SEBASTIÃO TEIXEIRA GOMES

A característica mais marcante da economia brasileira é a profunda desigualdade social. Ao lado de poucos ricos convivem muitos pobres, com graves problemas nutricionais.
Outra característica também importante do Brasil de hoje é a urbanização. O intenso fluxo migratório do campo para a cidade, realizado nas últimas décadas, transformou o país de rural em urbano. Em diversos municípios das regiões Sudeste e Sul menos de 20% da população reside no meio rural.
A combinação destas características leva à conclusão de que o maior índice de pobreza hoje do Brasil está na cidade. Esta é a principal razão de tanta preocupação com o preço de alimentos. Preços elevados têm forte efeito sobre a distribuição de renda porque, relativamente, os pobres gastam mais com alimentos.
Pelas características nutricionais, o leite é um alimento essencial para diversas faixas etárias da população. Por isto, seu abastecimento sempre foi motivo de preocupações por parte do governo. Tais preocupações explicam o tabelamento do preço do leite por quase meio século. Mais recentemente, as preocupações governamentais com o fornecimento do leite às populações mais carentes são traduzidas pelos programas sociais, que distribuem este alimento especialmente para crianças de famílias de baixa renda.
Os argumentos apresentados até então conduzem, naturalmente, à conclusão de que uma política de preços baixos do leite para o consumidor tem grande impacto social. Diante desta realidade resta examinar as consequências de tal política para o produtor de leite. A questão é como compatibilizar preços baixos ao consumidor e lucro ao produtor. Em diversas partes do mundo, a compatibilização é feita através de subsídios. No Brasil esta estratégia parece pouco provável pelas enormes limitações de recursos financeiros do Estado. Mesmo em outros países, que praticam o subsídio, existem fortes pressões locais e internacionais para a sua redução. Assim, o caminho para resolver este aparente impasse não é o subsídio. A palavra mágica que soluciona o problema é tecnologia. Com ela, é possível reduzir o preço do leite sem implicar, necessariamente, prejuízo para o produtor. Tecnologia é sinônimo de produtividade e produtividade significa custos baixos. Estudos conduzidos pela Embrapa mostram significativa redução do custo de produção com o aumento da produtividade do rebanho, conforme indicam os dados do quadro abaixo.
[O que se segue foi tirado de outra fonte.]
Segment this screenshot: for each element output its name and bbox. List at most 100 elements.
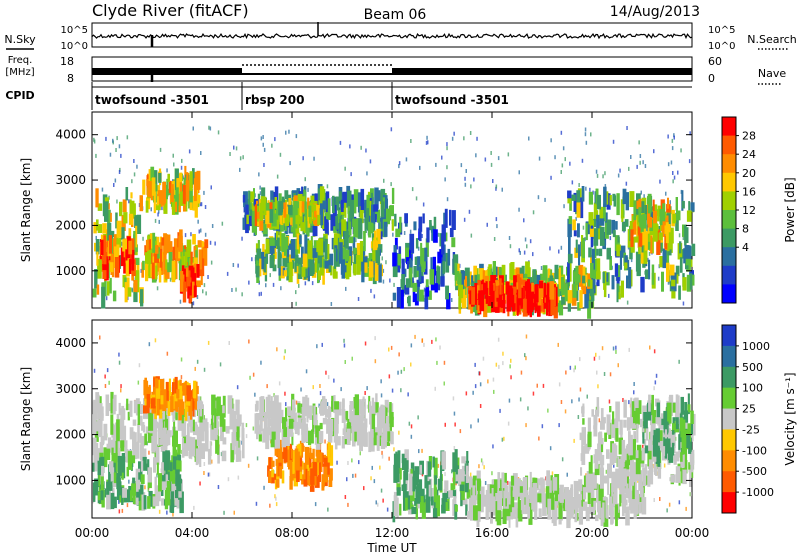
data-cell	[479, 292, 485, 312]
data-cell	[315, 427, 318, 438]
data-cell	[151, 406, 156, 414]
data-cell	[335, 409, 339, 424]
data-cell	[171, 470, 176, 484]
data-cell	[125, 187, 129, 201]
data-cell	[126, 398, 129, 411]
data-cell	[671, 438, 675, 456]
data-cell	[447, 248, 451, 266]
scatter-cell	[609, 372, 612, 377]
data-cell	[522, 477, 528, 498]
data-cell	[452, 469, 456, 491]
data-cell	[486, 302, 492, 313]
data-cell	[680, 452, 683, 462]
data-cell	[368, 253, 374, 261]
data-cell	[241, 428, 245, 441]
scatter-cell	[417, 246, 420, 251]
data-cell	[690, 202, 695, 212]
data-cell	[554, 264, 559, 280]
data-cell	[269, 202, 273, 211]
data-cell	[581, 186, 585, 202]
data-cell	[191, 437, 196, 457]
data-cell	[172, 382, 175, 396]
data-cell	[418, 479, 423, 499]
data-cell	[130, 455, 136, 464]
data-cell	[292, 259, 295, 269]
scatter-cell	[630, 155, 632, 159]
freq-label-line2: [MHz]	[5, 67, 34, 78]
data-cell	[329, 419, 334, 432]
data-cell	[378, 407, 383, 429]
data-cell	[188, 188, 193, 209]
data-cell	[96, 251, 99, 266]
data-cell	[348, 256, 352, 277]
data-cell	[622, 188, 627, 205]
data-cell	[304, 201, 307, 218]
scatter-cell	[127, 296, 129, 301]
data-cell	[567, 218, 572, 238]
data-cell	[246, 214, 249, 225]
scatter-cell	[157, 212, 159, 217]
data-cell	[633, 404, 637, 424]
data-cell	[408, 267, 413, 288]
scatter-cell	[219, 362, 222, 367]
data-cell	[630, 397, 633, 419]
data-cell	[204, 239, 209, 249]
scatter-cell	[138, 363, 141, 368]
data-cell	[662, 248, 667, 269]
data-cell	[604, 212, 608, 223]
data-cell	[122, 487, 127, 498]
data-cell	[186, 239, 192, 260]
data-cell	[643, 439, 647, 446]
data-cell	[408, 250, 411, 259]
data-cell	[662, 203, 666, 222]
scatter-cell	[689, 131, 691, 136]
scatter-cell	[561, 163, 564, 168]
scatter-cell	[158, 219, 160, 224]
scatter-cell	[437, 232, 440, 237]
data-cell	[187, 286, 192, 296]
scatter-cell	[237, 475, 240, 480]
data-cell	[587, 279, 591, 287]
data-cell	[164, 418, 168, 436]
scatter-cell	[156, 286, 159, 291]
data-cell	[160, 378, 165, 392]
data-cell	[158, 473, 162, 492]
scatter-cell	[617, 173, 620, 178]
data-cell	[254, 413, 257, 434]
data-cell	[117, 455, 122, 476]
data-cell	[126, 277, 130, 293]
data-cell	[194, 196, 198, 218]
data-cell	[322, 200, 327, 210]
data-cell	[668, 447, 674, 463]
scatter-cell	[501, 187, 503, 192]
scatter-cell	[465, 169, 467, 173]
data-cell	[650, 469, 654, 485]
data-cell	[359, 429, 363, 452]
data-cell	[341, 259, 345, 279]
scatter-cell	[671, 138, 674, 143]
data-cell	[144, 377, 147, 393]
data-cell	[578, 274, 581, 283]
data-cell	[287, 263, 290, 276]
data-cell	[207, 448, 212, 465]
data-cell	[630, 460, 635, 481]
data-cell	[184, 251, 188, 273]
data-cell	[682, 277, 687, 291]
data-cell	[261, 251, 265, 270]
colorbar-tick-label: -100	[742, 444, 767, 457]
data-cell	[217, 436, 220, 455]
data-cell	[686, 210, 692, 222]
data-cell	[648, 233, 651, 242]
scatter-cell	[425, 140, 428, 145]
data-cell	[317, 254, 323, 268]
scatter-cell	[355, 238, 357, 243]
data-cell	[317, 270, 321, 280]
data-cell	[617, 285, 621, 300]
data-cell	[508, 285, 513, 303]
scatter-cell	[604, 184, 607, 188]
data-cell	[641, 201, 645, 213]
scatter-cell	[340, 387, 342, 392]
scatter-cell	[563, 204, 565, 209]
data-cell	[680, 396, 684, 415]
data-cell	[338, 191, 342, 202]
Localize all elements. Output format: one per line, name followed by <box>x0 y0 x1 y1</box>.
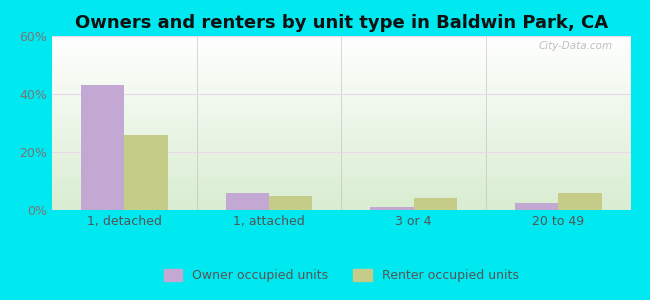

Evidentemente que o consumidor irá preferir comprar leite do produtor que alcança maior produtividade, porque isto significa pagar menos pela sua compra. Em razão do consumidor apropriar parte dos benefícios da tecnologia, sua preferência é pelo estrato mais produtivo. Em outras palavras, sua preferência é pelo profissional do leite, aquele que cuida de seu negócio com eficiência. Isto significa que a modernização da produção de leite traz benefícios tanto para o produtor, quanto para o consumidor.
O autêntico profissional do leite enfrenta, hoje, dois inimigos, um interno e outro externo. O interno é o safrista, que concentra sua produção de leite na época das chuvas; o externo é a importação subsidiada de derivados lácteos. O remédio para estes dois males é a fiscalização do controle de qualidade do leite e a aplicação de tarifas compensatórias.
As recentes mudanças na regulamentação do controle de qualidade foram desastrosas na prática. Agora, produtos comercializados entre Estados são fiscalizados pelo governo federal; produtos comercializados dentro do Estado, pelo governo estadual e produtos comercializados dentro do município, pelo governo municipal. Antes toda a fiscalização era de responsabilidade do governo federal. A descentralização completamente solta da fiscalização tem se mostrado ineficiente, facilitando a fraude e criando condições de desigualdade entre os produtores que investem em tecnologia de produção com qualidade e os que apenas exploram, à margem, a atividade leiteira. Por razões políticas a volta da centralização da fiscalização do controle de qualidade não será um caminho fácil. Entretanto, deve ser perseguida como importante instrumento de modernização da produção de leite do Brasil.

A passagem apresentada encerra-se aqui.